That is why there are a very limited number of people who could know what happened at the arrival. Colin would be one, though he supposedly left right away- someone working at the farm who was in the right place at he right time would be the only other potential witnesses.
When you write a book you should not do what we do here. We typically don't credit well known things. In writing a book you should credit everything, you should footnote every factual claim you make with a source so the reader knows where you got the claim from and can evaluate whether to believe such source. For instance if Jeremy is a source of most of the book that surely should be noted but really it should be done with any claim.
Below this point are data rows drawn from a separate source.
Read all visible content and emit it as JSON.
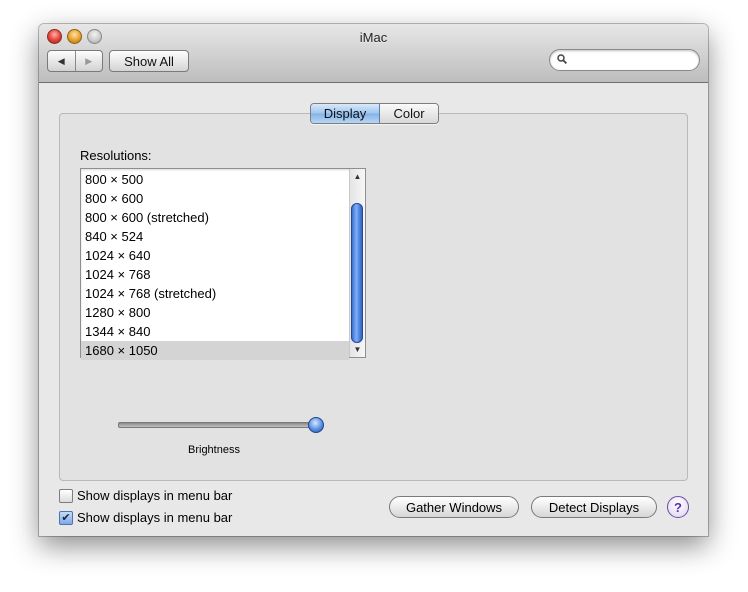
{
  "window": {
    "title": "iMac"
  },
  "toolbar": {
    "back_glyph": "◀",
    "forward_glyph": "▶",
    "show_all_label": "Show All",
    "search_placeholder": ""
  },
  "tabs": [
    {
      "label": "Display",
      "selected": true
    },
    {
      "label": "Color",
      "selected": false
    }
  ],
  "resolutions": {
    "label": "Resolutions:",
    "items": [
      "800 × 500",
      "800 × 600",
      "800 × 600 (stretched)",
      "840 × 524",
      "1024 × 640",
      "1024 × 768",
      "1024 × 768 (stretched)",
      "1280 × 800",
      "1344 × 840",
      "1680 × 1050"
    ],
    "selected_index": 9,
    "scroll_up_glyph": "▲",
    "scroll_down_glyph": "▼"
  },
  "brightness": {
    "label": "Brightness",
    "value_fraction": 1.0
  },
  "checkboxes": [
    {
      "label": "Show displays in menu bar",
      "checked": false,
      "glyph": ""
    },
    {
      "label": "Show displays in menu bar",
      "checked": true,
      "glyph": "✔"
    }
  ],
  "buttons": {
    "gather_windows": "Gather Windows",
    "detect_displays": "Detect Displays",
    "help": "?"
  },
  "colors": {
    "accent": "#4b83e0",
    "window_bg": "#e8e8e8",
    "selected_row": "#d4d4d4"
  }
}
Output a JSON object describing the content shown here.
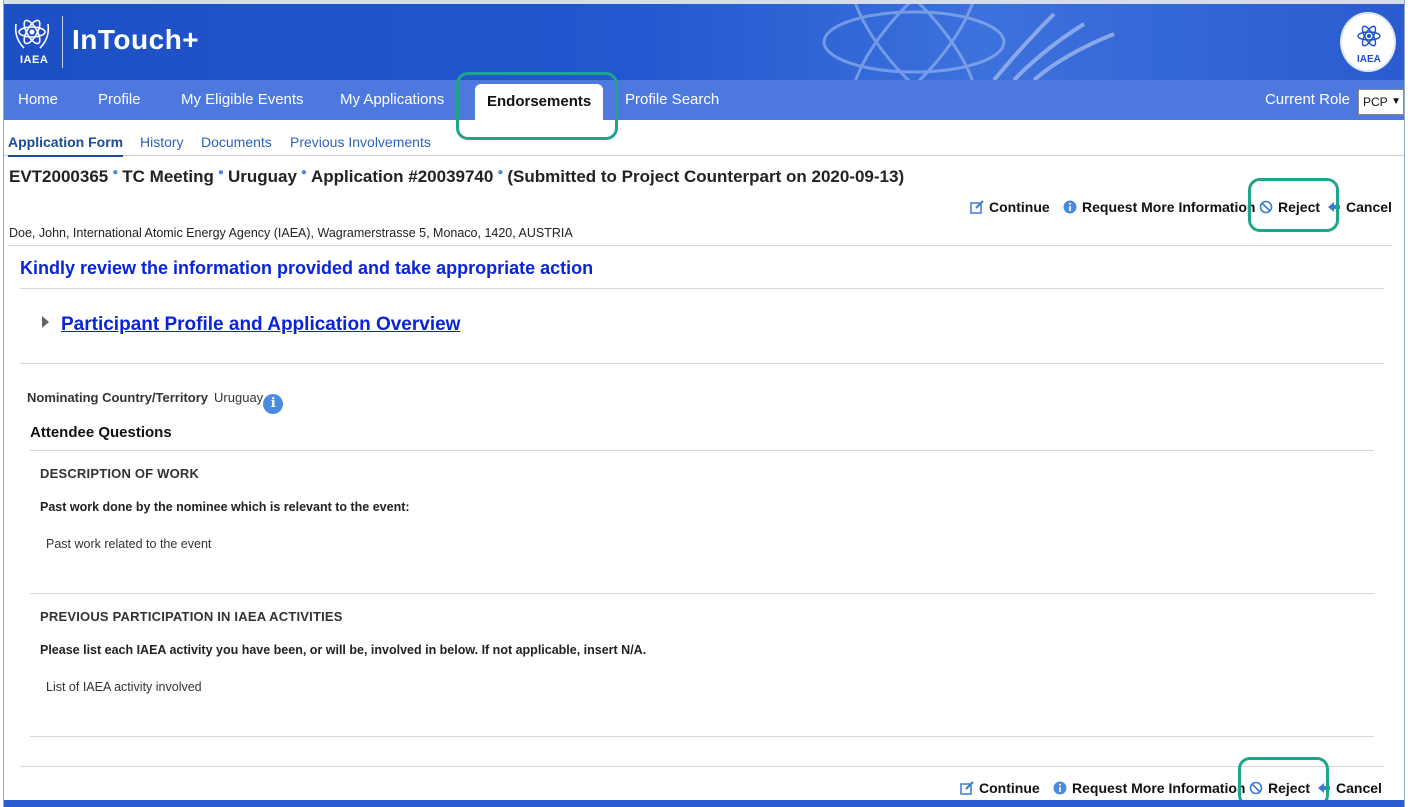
{
  "header": {
    "logo_text": "IAEA",
    "app_title": "InTouch+"
  },
  "nav": {
    "items": [
      {
        "label": "Home"
      },
      {
        "label": "Profile"
      },
      {
        "label": "My Eligible Events"
      },
      {
        "label": "My Applications"
      },
      {
        "label": "Endorsements",
        "active": true
      },
      {
        "label": "Profile Search"
      }
    ],
    "current_role_label": "Current Role",
    "current_role_value": "PCP"
  },
  "subtabs": [
    {
      "label": "Application Form",
      "active": true
    },
    {
      "label": "History"
    },
    {
      "label": "Documents"
    },
    {
      "label": "Previous Involvements"
    }
  ],
  "title": {
    "event_id": "EVT2000365",
    "event_type": "TC Meeting",
    "country": "Uruguay",
    "application": "Application #20039740",
    "status": "(Submitted to Project Counterpart on 2020-09-13)"
  },
  "actions": {
    "continue": "Continue",
    "request_more_info": "Request More Information",
    "reject": "Reject",
    "cancel": "Cancel"
  },
  "applicant_address": "Doe, John, International Atomic Energy Agency (IAEA), Wagramerstrasse 5, Monaco, 1420, AUSTRIA",
  "review_message": "Kindly review the information provided and take appropriate action",
  "overview_link": "Participant Profile and Application Overview",
  "nominating": {
    "label": "Nominating Country/Territory",
    "value": "Uruguay",
    "info_icon": "i"
  },
  "attendee_questions": {
    "heading": "Attendee Questions",
    "sections": [
      {
        "title": "DESCRIPTION OF WORK",
        "question": "Past work done by the nominee which is relevant to the event:",
        "answer": "Past work related to the event"
      },
      {
        "title": "PREVIOUS PARTICIPATION IN IAEA ACTIVITIES",
        "question": "Please list each IAEA activity you have been, or will be, involved in below. If not applicable, insert N/A.",
        "answer": "List of IAEA activity involved"
      }
    ]
  },
  "colors": {
    "header_blue": "#1d4fc4",
    "nav_blue": "#4d79de",
    "link_blue": "#0a24d6",
    "highlight_green": "#1ea58a"
  }
}
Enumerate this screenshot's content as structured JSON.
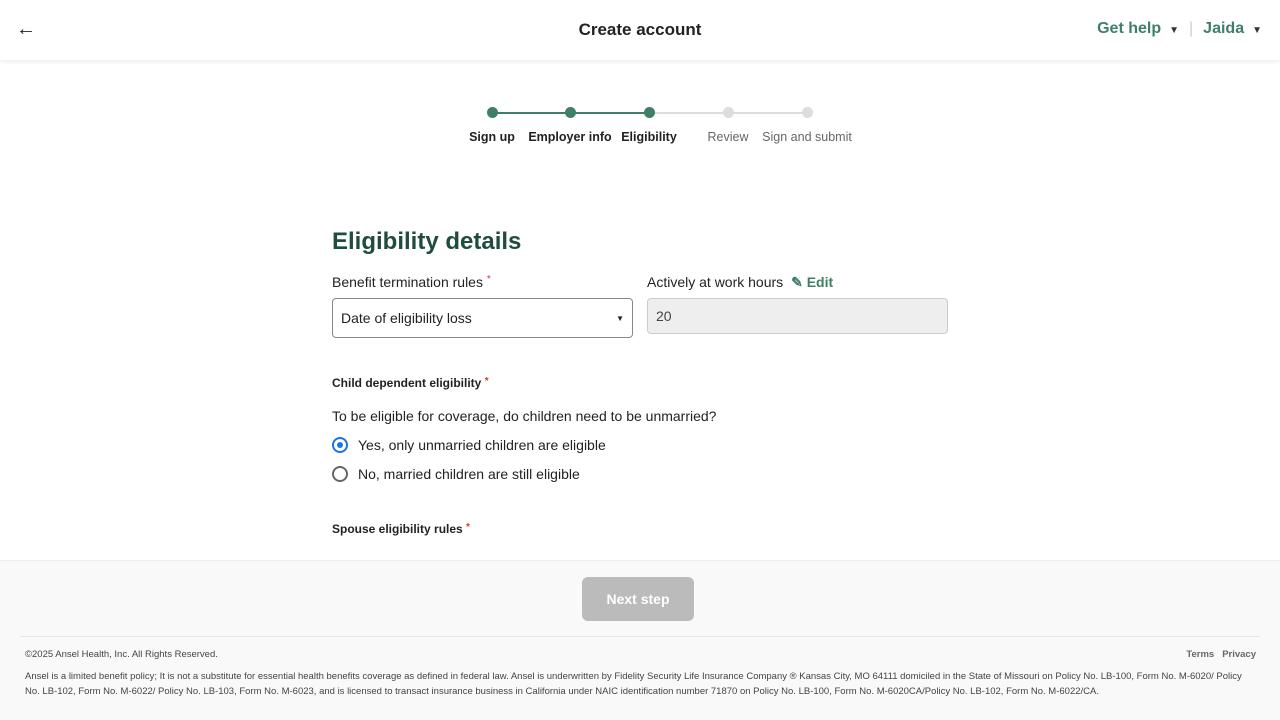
{
  "header": {
    "title": "Create account",
    "help": "Get help",
    "user": "Jaida"
  },
  "steps": [
    {
      "label": "Sign up",
      "done": true
    },
    {
      "label": "Employer info",
      "done": true
    },
    {
      "label": "Eligibility",
      "done": true
    },
    {
      "label": "Review",
      "done": false
    },
    {
      "label": "Sign and submit",
      "done": false
    }
  ],
  "colors": {
    "accent": "#3f7f65",
    "inactive": "#dddddd"
  },
  "form": {
    "heading": "Eligibility details",
    "termination_label": "Benefit termination rules",
    "termination_value": "Date of eligibility loss",
    "hours_label": "Actively at work hours",
    "edit": "Edit",
    "hours_value": "20",
    "child_label": "Child dependent eligibility",
    "child_question": "To be eligible for coverage, do children need to be unmarried?",
    "options": [
      {
        "label": "Yes, only unmarried children are eligible",
        "selected": true
      },
      {
        "label": "No, married children are still eligible",
        "selected": false
      }
    ],
    "spouse_label": "Spouse eligibility rules",
    "required": "*"
  },
  "footer": {
    "next": "Next step",
    "copyright": "©2025 Ansel Health, Inc. All Rights Reserved.",
    "terms": "Terms",
    "privacy": "Privacy",
    "legal": "Ansel is a limited benefit policy; It is not a substitute for essential health benefits coverage as defined in federal law. Ansel is underwritten by Fidelity Security Life Insurance Company ® Kansas City, MO 64111 domiciled in the State of Missouri on Policy No. LB-100, Form No. M-6020/ Policy No. LB-102, Form No. M-6022/ Policy No. LB-103, Form No. M-6023, and is licensed to transact insurance business in California under NAIC identification number 71870 on Policy No. LB-100, Form No. M-6020CA/Policy No. LB-102, Form No. M-6022/CA."
  }
}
In a legal brief to a court (among other legal documents) we have to do that. Any factual assertion must have the source of the claim in parenthesis after the sentence that makes the claim. So we have to cite an affidavit, trial transcript or other document for anything we represent to the court because we are not first person witnesses so can't make a claim ourselves we must attribute a claim to a source. We can't just make factual assertions ourselves.
I have ready hardly any books about the case - but I guess there are two
potential reason for perhaps reading them -
1) witnesses can only answer what is asked of them in court and they may wish to say something but not have the opportunity
2) there may have been people who were not called as witnesses who may want to comment about things - not necessarily evidence ,but to refute say for example a comment about someones character.
For example I am guessing that Freddie was not called as a witness ( statement read out) because of his "drug" connections -but having listened to the case he may have had more to say.
So some books could be "interesting" in that respect.